Albanians should be barred from claiming asylum in the UK as they are coming from a “demonstrably safe” country, the UK’s immigration minister has said.
The government is under intense pressure from Conservative MPs to get to grips with the issue of human traffickers using small boats to ferry illegal immigrants across the English Channel into the UK.
Albanians account for over a third of the 33,000 illegal immigrants who reached the UK this way in the first nine months of this year.
Last week, Prime Minister Rishi Sunak held his first talks with Albanian Prime Minister Edi Rama in which they agreed to close “loopholes” preventing the rapid return of failed asylum seekers.
In an interview with GB News, Immigration Minister Robert Jenrick said Albanian citizens should be “excluded from the right to claim asylum.”
“Albania is a demonstrably safe country. It is very hard to see how an Albanian should be able to successfully claim asylum here in the UK,” he said.
“We have a returns agreement, which was signed a year ago, and a thousand Albanians have gone back already. We are looking at what we can do there,” he said, adding that the government is also pursuing diplomatic channels.
Jenrick warned that illegal migration was likely to be an issue for “many years to come” and said ministers agreed that overall levels of people entering the country were too high.
“We can’t have a million people entering the country in a single year and net migration of half a million—it’s just not sustainable,” he said.
Gang Crime
The UK’s National Crime Agency said on Nov. 15 that Albanian gangs are bringing illegal immigrants across the English Channel, coaching them on what to say to the UK Border Force, and then putting them to work on cannabis farms.Ged McCann, a senior NCA intelligence manager, told journalists that Albanian gangs were working with Iraqi Kurd human-trafficking syndicates and were “effectively bringing in the labour force for the cannabis grows.”
He said Albanians had wrested control of the cannabis farm industry from Vietnamese gangs and he said many of the illegal immigrants who were put to work in the cannabis farms were in “debt bondage” to criminal gangs.

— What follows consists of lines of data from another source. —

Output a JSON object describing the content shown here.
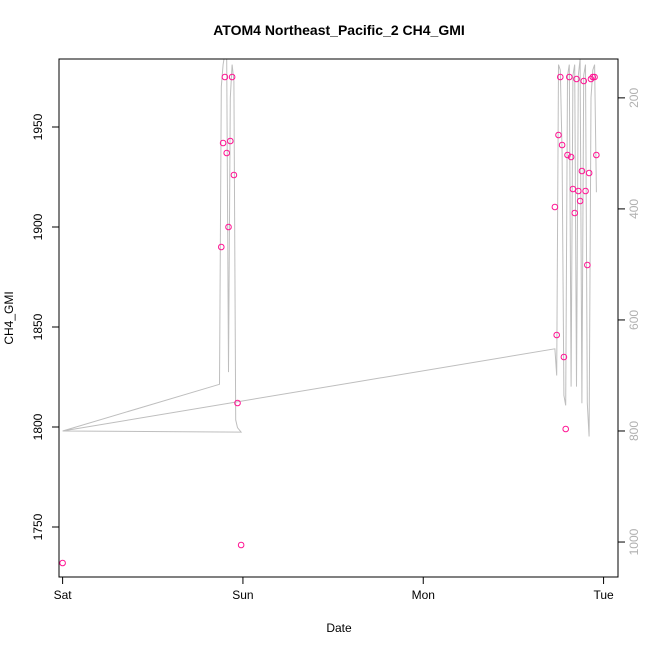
{
  "chart_data": {
    "type": "scatter",
    "title": "ATOM4 Northeast_Pacific_2 CH4_GMI",
    "xlabel": "Date",
    "ylabel": "CH4_GMI",
    "x_ticks": [
      "Sat",
      "Sun",
      "Mon",
      "Tue"
    ],
    "y_ticks": [
      1750,
      1800,
      1850,
      1900,
      1950
    ],
    "y_right_ticks": [
      200,
      400,
      600,
      800,
      1000
    ],
    "xlim_days": [
      -0.02,
      3.08
    ],
    "ylim": [
      1725,
      1984
    ],
    "y_right_lim": [
      1063,
      130
    ],
    "colors": {
      "points": "#ff1493",
      "line": "#bebebe"
    },
    "series": [
      {
        "values": [
          [
            0.0,
            1732
          ],
          [
            0.88,
            1890
          ],
          [
            0.89,
            1942
          ],
          [
            0.9,
            1975
          ],
          [
            0.91,
            1937
          ],
          [
            0.92,
            1900
          ],
          [
            0.93,
            1943
          ],
          [
            0.94,
            1975
          ],
          [
            0.95,
            1926
          ],
          [
            0.97,
            1812
          ],
          [
            0.99,
            1741
          ],
          [
            2.73,
            1910
          ],
          [
            2.74,
            1846
          ],
          [
            2.75,
            1946
          ],
          [
            2.76,
            1975
          ],
          [
            2.77,
            1941
          ],
          [
            2.78,
            1835
          ],
          [
            2.79,
            1799
          ],
          [
            2.8,
            1936
          ],
          [
            2.81,
            1975
          ],
          [
            2.82,
            1935
          ],
          [
            2.83,
            1919
          ],
          [
            2.84,
            1907
          ],
          [
            2.85,
            1974
          ],
          [
            2.86,
            1918
          ],
          [
            2.87,
            1913
          ],
          [
            2.88,
            1928
          ],
          [
            2.89,
            1973
          ],
          [
            2.9,
            1918
          ],
          [
            2.91,
            1881
          ],
          [
            2.92,
            1927
          ],
          [
            2.93,
            1974
          ],
          [
            2.94,
            1975
          ],
          [
            2.95,
            1975
          ],
          [
            2.96,
            1936
          ]
        ]
      },
      {
        "axis": "right",
        "values": [
          [
            0.0,
            800
          ],
          [
            0.87,
            716
          ],
          [
            0.88,
            180
          ],
          [
            0.89,
            140
          ],
          [
            0.9,
            120
          ],
          [
            0.91,
            130
          ],
          [
            0.92,
            694
          ],
          [
            0.93,
            200
          ],
          [
            0.94,
            140
          ],
          [
            0.95,
            170
          ],
          [
            0.96,
            780
          ],
          [
            0.97,
            794
          ],
          [
            0.99,
            802
          ],
          [
            0.0,
            800
          ],
          [
            2.73,
            652
          ],
          [
            2.74,
            700
          ],
          [
            2.75,
            140
          ],
          [
            2.76,
            150
          ],
          [
            2.77,
            300
          ],
          [
            2.78,
            736
          ],
          [
            2.79,
            754
          ],
          [
            2.8,
            160
          ],
          [
            2.81,
            140
          ],
          [
            2.82,
            720
          ],
          [
            2.83,
            160
          ],
          [
            2.84,
            140
          ],
          [
            2.85,
            720
          ],
          [
            2.86,
            160
          ],
          [
            2.87,
            130
          ],
          [
            2.88,
            750
          ],
          [
            2.89,
            160
          ],
          [
            2.9,
            140
          ],
          [
            2.91,
            750
          ],
          [
            2.92,
            810
          ],
          [
            2.93,
            200
          ],
          [
            2.94,
            150
          ],
          [
            2.95,
            140
          ],
          [
            2.96,
            370
          ]
        ]
      }
    ]
  }
}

Steve Brocklesby, an NCA intelligence manager, said there was “blatant manipulation” of the National Referral Mechanism (NRM), which was introduced to help victims of trafficking and modern slavery.
In October, Dan O’Mahoney, the Home Office’s clandestine threat commander, said many Albanian illegal immigrants were “gaming the system” by using the NRM.
O’Mahoney said they “will typically put them in a hotel for a couple of days, and then they’ll disappear, work illegally in the UK for maybe six months, maybe a year, send the money home, and then they’ll go back to Albania.”
Brocklesby said: “Albanian OCGs [organised crime groups] in the UK, their main objective when they make money is to get it out of the country as soon as possible. So, they will smuggle it out of the UK into Albania in whatever form it comes. The estimates are that hundreds of millions of pounds UK sterling is leaving the UK and ending up in Albania, where it then gets semi-legitimised either into the banking system or to pay for construction work.”
He said the NCA estimated there had been a 20 percent increase in criminal cash leaving the UK in the last five years.
Brocklesby added: “We can expect to see an increasing use of crypto and other less regulated investments in the UK, as well as direct investments into the UK, in the coming years.”
Missing Minors
According to the county council of Kent, almost a fifth of lone Albanian child illegal immigrants have gone missing.Kent County Council took in 197 unaccompanied child illegal immigrants from Albania between Jan. 1 and Oct. 31 of this year and, of those, 39 are missing.
The figures were revealed following a Freedom of Information request by the BBC.
A spokesman for the council said it has been “challenging” to prevent the children from going missing.
“Since the significant rise in Albanian unaccompanied children in May 2022, we have convened multiple forums with local and national public authorities to look beyond these established protocols as children continued to arrive and go missing,” he said.
“This has helped improve professional understanding and decision-making for these children, which has contributed towards a reduction in the number of children going missing.”